ANGER AND THE ART OF COMPASSION
I am tired. Prior to this past few weeks I was not one for self-disclosure full-scale but today I am fed up. I have had it. DONE. As many know from what I have disclosed in the past, I have had insurance issues related to a chronic condition that I refer to as my life. These have not ended and in fact once again have become exacerbated by the bureaucracy that is the American Insurance system. Have I told you I’m tired? I. Am. I’m tired enough that I can’t even bring myself to rehash the actual problem here today. I will save that for another time when I will be organizing some sort of campaign for change, and asking…no begging… for your help in doing this.
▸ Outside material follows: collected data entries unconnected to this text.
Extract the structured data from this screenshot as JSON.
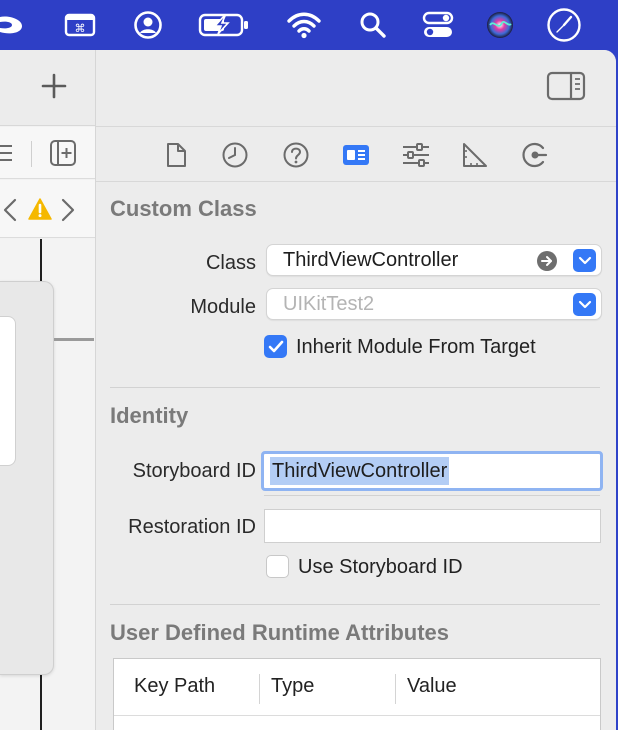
{
  "menubar": {
    "icons": [
      "app-icon",
      "keyboard-viewer-icon",
      "user-account-icon",
      "battery-charging-icon",
      "wifi-icon",
      "spotlight-search-icon",
      "control-center-icon",
      "siri-icon",
      "clock-icon"
    ]
  },
  "editor": {
    "add_label": "+",
    "nav_back": "‹",
    "nav_forward": "›",
    "warning_icon": "warning-icon"
  },
  "inspector": {
    "tabs": [
      "file-inspector",
      "history-inspector",
      "quick-help",
      "identity-inspector",
      "attributes-inspector",
      "size-inspector",
      "connections-inspector"
    ],
    "selected_tab": "identity-inspector",
    "custom_class": {
      "title": "Custom Class",
      "class_label": "Class",
      "class_value": "ThirdViewController",
      "module_label": "Module",
      "module_placeholder": "UIKitTest2",
      "inherit_label": "Inherit Module From Target",
      "inherit_checked": true
    },
    "identity": {
      "title": "Identity",
      "storyboard_id_label": "Storyboard ID",
      "storyboard_id_value": "ThirdViewController",
      "restoration_id_label": "Restoration ID",
      "restoration_id_value": "",
      "use_storyboard_label": "Use Storyboard ID",
      "use_storyboard_checked": false
    },
    "runtime_attributes": {
      "title": "User Defined Runtime Attributes",
      "columns": [
        "Key Path",
        "Type",
        "Value"
      ]
    }
  },
  "colors": {
    "accent": "#3478f6",
    "menubar": "#2e3fc6",
    "warning": "#f5b800"
  }
}
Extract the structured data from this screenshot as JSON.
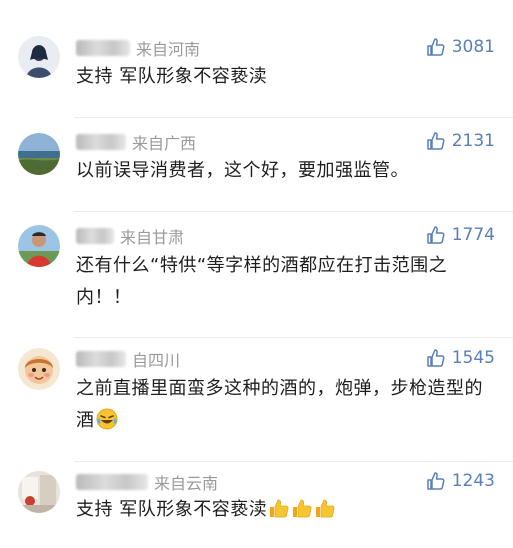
{
  "comments": [
    {
      "location": "来自河南",
      "likes": "3081",
      "text": "支持 军队形象不容亵渎",
      "suffix_emoji": "",
      "avatar": "silhouette-avatar"
    },
    {
      "location": "来自广西",
      "likes": "2131",
      "text": "以前误导消费者，这个好，要加强监管。",
      "suffix_emoji": "",
      "avatar": "landscape-avatar"
    },
    {
      "location": "来自甘肃",
      "likes": "1774",
      "text": "还有什么“特供“等字样的酒都应在打击范围之内！！",
      "suffix_emoji": "",
      "avatar": "person-avatar"
    },
    {
      "location": "自四川",
      "likes": "1545",
      "text": "之前直播里面蛮多这种的酒的，炮弹，步枪造型的酒",
      "suffix_emoji": "laughing-crying-emoji",
      "avatar": "cartoon-avatar"
    },
    {
      "location": "来自云南",
      "likes": "1243",
      "text": "支持 军队形象不容亵渎",
      "suffix_emoji": "thumbs-up-emoji x3",
      "avatar": "room-avatar"
    }
  ],
  "colors": {
    "like_blue": "#5a7fb8",
    "meta_gray": "#9a9a9a",
    "text_dark": "#1e1e1e"
  }
}
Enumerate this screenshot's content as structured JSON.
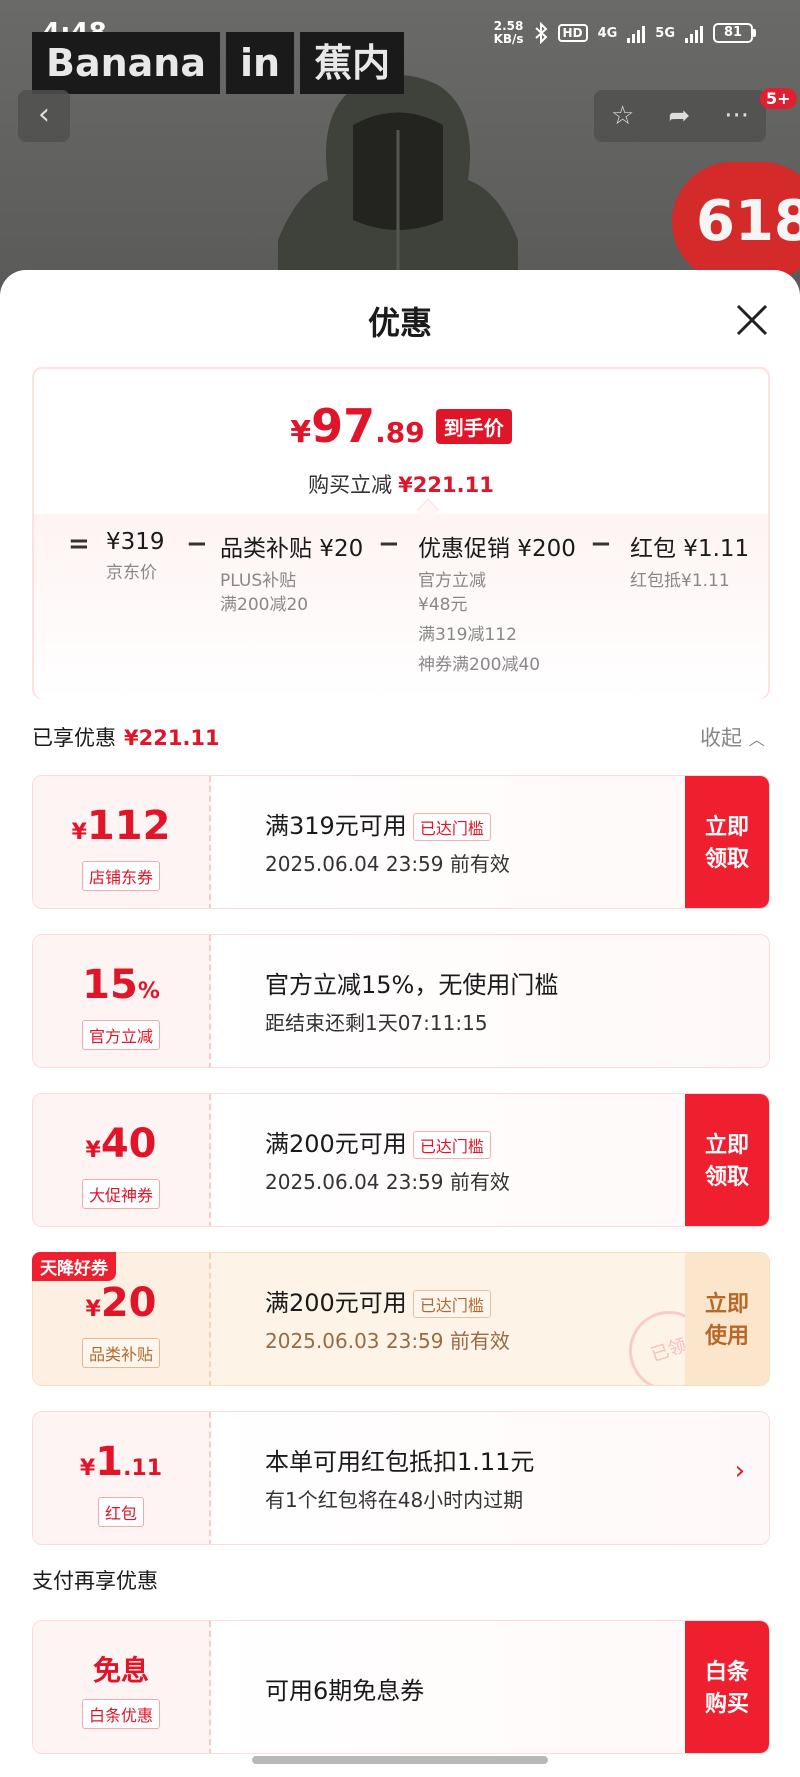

I’m tired, but thankfully not too tired yet. My life is complicated enough, admittedly it is oft times of my own doing. I don’t need help to screw it up further. At first I thought I really need to do something because this is my life. Then I thought, I work in an altruistic profession and have really tried to devote my life to public service and for what? Well you know what? It’s not ALL about this problem. I know why I have done that and I know why I continue. I don’t need to spell it out here. But I do feel the need to say why I am intent on continuing to fight this problem even in the face of what has been complete and utter defeat. I need to do it because this is my life, and this is the life of so many people who have it so much more complicated than
myself. People I have met who have mortgaged their houses, lost their homes, lost their cars, their livelihoods not just to the scourge of disease, but to the ever worsening scourge of inefficient healthcare and its exorbitant costs. I plan on continuing because my awareness has been raised out here in the blogosphere, by people who celebrate the differences of their children for what they are…differences…not something to be denied by a system unwilling to recognize that the world does not work according to their dysfunctional cookbook methods of management. I don’t want to frighten anyone, but some day all those special needs children, whose parents celebrate, love and adore them (as they should!)- and have therefore planned for every contingency, couldn’t possibly predict what the system will be like when they are gone. I am a (dare I say?), intelligent, yet single income, long-term chronically ill woman who is fully capable of organizing and speaking for myself. What happens to those people who can’t? The streets, rooming houses, shelters, and soup kitchens are full of them… that’s what.
I’m tired, but I’m not done. I’m just a bit too tired today, maybe even this week, but I’m counting on a second wind, and as soon as it comes you will be the first to know. I need a little time to get organized.